He calls for an increase in interest rates, as most central banks are doing, but in tandem with a targetted spending program. He says governments should sell green investment bonds to raise funds and then direct that spending to solve the high energy prices, agriculture prices, supply chain, and housing problems.
This is where we diverge. Higher interest rates make everything we buy more expensive. That is the "definition" of inflation, not a fix for it.
Bonds are not, and cannot be, a funding mechanism for government spending. They are just a currency/reserve drain and require money already created to purchase. If we still had a pegged currency (gold standard) bonds would open up policy space for spending.

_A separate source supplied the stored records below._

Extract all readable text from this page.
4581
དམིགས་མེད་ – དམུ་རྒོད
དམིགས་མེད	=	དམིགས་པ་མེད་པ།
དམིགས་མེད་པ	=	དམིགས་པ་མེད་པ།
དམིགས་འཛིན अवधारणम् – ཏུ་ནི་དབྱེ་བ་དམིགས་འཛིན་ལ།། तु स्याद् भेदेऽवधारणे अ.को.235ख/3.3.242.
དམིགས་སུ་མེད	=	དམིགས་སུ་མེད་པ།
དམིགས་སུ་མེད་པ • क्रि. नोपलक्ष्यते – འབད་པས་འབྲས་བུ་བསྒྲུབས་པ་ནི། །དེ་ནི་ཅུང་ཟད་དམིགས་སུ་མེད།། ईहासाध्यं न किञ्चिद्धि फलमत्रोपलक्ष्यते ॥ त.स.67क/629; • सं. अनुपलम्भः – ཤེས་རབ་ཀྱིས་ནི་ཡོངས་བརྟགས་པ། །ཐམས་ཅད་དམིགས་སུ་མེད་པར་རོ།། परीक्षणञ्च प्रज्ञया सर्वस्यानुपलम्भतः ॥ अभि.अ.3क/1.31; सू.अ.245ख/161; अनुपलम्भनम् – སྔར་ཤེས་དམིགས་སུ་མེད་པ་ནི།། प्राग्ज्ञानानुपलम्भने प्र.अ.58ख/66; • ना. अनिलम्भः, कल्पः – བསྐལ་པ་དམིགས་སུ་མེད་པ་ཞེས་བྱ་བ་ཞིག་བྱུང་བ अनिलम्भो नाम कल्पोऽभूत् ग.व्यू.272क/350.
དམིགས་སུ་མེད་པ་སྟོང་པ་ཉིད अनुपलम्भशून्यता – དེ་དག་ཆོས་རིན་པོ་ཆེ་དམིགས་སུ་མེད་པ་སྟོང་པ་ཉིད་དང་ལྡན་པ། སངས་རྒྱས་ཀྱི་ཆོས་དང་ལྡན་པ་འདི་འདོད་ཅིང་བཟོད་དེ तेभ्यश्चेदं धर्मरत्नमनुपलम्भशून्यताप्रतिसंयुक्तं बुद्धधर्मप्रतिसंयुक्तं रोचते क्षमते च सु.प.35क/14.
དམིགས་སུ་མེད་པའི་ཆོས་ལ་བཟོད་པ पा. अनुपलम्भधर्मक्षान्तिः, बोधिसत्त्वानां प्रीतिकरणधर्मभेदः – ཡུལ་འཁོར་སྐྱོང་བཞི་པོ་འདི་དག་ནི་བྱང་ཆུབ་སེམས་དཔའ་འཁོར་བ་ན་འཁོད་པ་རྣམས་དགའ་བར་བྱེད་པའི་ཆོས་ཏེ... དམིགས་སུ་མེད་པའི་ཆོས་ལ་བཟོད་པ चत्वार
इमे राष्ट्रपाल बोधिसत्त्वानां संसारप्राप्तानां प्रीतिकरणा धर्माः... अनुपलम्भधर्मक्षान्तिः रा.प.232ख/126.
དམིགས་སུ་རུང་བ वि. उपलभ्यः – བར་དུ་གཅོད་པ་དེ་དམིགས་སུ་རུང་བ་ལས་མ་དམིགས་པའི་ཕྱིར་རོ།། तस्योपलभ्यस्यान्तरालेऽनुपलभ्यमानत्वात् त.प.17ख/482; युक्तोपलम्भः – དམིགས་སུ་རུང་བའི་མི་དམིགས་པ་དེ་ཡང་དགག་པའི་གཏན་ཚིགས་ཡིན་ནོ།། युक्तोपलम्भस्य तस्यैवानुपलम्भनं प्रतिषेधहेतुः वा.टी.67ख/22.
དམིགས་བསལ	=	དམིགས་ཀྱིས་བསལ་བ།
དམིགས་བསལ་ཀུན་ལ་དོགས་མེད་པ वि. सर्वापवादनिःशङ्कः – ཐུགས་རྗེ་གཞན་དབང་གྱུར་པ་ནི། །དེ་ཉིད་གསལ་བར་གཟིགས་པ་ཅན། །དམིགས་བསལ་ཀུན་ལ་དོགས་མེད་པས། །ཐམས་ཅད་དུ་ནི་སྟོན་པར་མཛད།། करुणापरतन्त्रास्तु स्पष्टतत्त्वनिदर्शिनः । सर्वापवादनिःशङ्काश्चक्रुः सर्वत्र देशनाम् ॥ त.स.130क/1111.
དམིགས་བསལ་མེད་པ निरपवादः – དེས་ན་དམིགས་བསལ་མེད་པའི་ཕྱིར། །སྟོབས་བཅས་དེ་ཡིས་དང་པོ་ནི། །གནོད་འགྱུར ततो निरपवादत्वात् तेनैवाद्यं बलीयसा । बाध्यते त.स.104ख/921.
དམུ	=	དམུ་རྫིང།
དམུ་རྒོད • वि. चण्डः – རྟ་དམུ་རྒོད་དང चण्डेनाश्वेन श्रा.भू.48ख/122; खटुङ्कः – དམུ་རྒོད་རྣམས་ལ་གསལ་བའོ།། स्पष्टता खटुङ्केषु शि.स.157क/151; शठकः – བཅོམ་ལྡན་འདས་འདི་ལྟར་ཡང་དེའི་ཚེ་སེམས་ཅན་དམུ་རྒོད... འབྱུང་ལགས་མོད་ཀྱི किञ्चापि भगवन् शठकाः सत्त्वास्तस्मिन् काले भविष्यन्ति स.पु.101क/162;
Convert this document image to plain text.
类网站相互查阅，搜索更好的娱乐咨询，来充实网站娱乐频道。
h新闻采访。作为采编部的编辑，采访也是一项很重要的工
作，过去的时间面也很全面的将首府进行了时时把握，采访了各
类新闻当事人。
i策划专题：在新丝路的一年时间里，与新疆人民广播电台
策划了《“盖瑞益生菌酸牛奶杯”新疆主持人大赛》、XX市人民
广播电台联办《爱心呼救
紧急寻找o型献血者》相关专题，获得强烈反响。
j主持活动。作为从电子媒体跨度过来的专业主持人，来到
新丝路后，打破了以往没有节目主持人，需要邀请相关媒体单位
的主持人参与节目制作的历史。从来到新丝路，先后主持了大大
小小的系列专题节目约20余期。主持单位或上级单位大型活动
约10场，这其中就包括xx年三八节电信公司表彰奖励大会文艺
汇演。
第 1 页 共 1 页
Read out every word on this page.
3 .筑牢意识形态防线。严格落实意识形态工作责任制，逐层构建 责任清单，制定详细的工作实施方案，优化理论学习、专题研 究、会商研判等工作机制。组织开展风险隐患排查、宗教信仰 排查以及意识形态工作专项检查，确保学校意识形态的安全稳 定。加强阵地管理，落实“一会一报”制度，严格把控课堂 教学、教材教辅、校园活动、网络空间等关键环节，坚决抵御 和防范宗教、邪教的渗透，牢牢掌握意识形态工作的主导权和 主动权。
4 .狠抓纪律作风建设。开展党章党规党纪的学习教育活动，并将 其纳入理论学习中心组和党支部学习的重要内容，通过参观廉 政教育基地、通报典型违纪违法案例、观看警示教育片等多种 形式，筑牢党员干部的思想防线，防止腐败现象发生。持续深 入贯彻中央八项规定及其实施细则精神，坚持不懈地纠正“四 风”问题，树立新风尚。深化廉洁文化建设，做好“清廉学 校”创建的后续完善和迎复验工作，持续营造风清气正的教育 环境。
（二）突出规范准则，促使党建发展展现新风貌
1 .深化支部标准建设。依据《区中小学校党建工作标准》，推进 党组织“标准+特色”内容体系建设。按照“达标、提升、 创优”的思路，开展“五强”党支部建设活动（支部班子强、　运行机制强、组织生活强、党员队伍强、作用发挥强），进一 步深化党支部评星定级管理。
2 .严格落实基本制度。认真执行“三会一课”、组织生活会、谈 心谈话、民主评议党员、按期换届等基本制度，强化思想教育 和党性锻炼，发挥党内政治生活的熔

However, with a free-floating fiat currency, we are only limited by available resources and Congress can afford anything that it can resource with the dollars it can create without regard for current or previous revenue position. The US dollar is self-funding and Congress needs no revenue (an oxymoron for regular morons when dealing with federal finance) to spend an infinite amount of them. There is, to my knowledge, no "infinity+1" in accounting that makes Congress better able to spend on the public purpose.
That’s not a high-profit environment, so after a few years of that — just maybe — margins might come down and inflationary pressures will ease.
How many Treasury bonds do you own? The same people who are deciding that shareholder equity must be a constant number and only prices and wages are variables are also the primary beneficiaries of higher rates paid to bondholders. It is absurd to think that creating more money to pay higher bond interest is the way to reduce the money supply even if that was a problem. Can you say "TAXATION"?
This, and all of the "living within our means" BS we hear from economists and politicians whenever a benefit for the poor or working-class is proposed does nothing but widen the gap, already bigger than in '29 pre-depression, between the haves and have-nots. We need public spending on our woeful infrastructure, free higher education, single-payer for our outrageously expensive healthcare, and a federally funded livable wage and benefits job guarantee for anyone who wants it.
For everything beyond these points, you nailed it, as usual.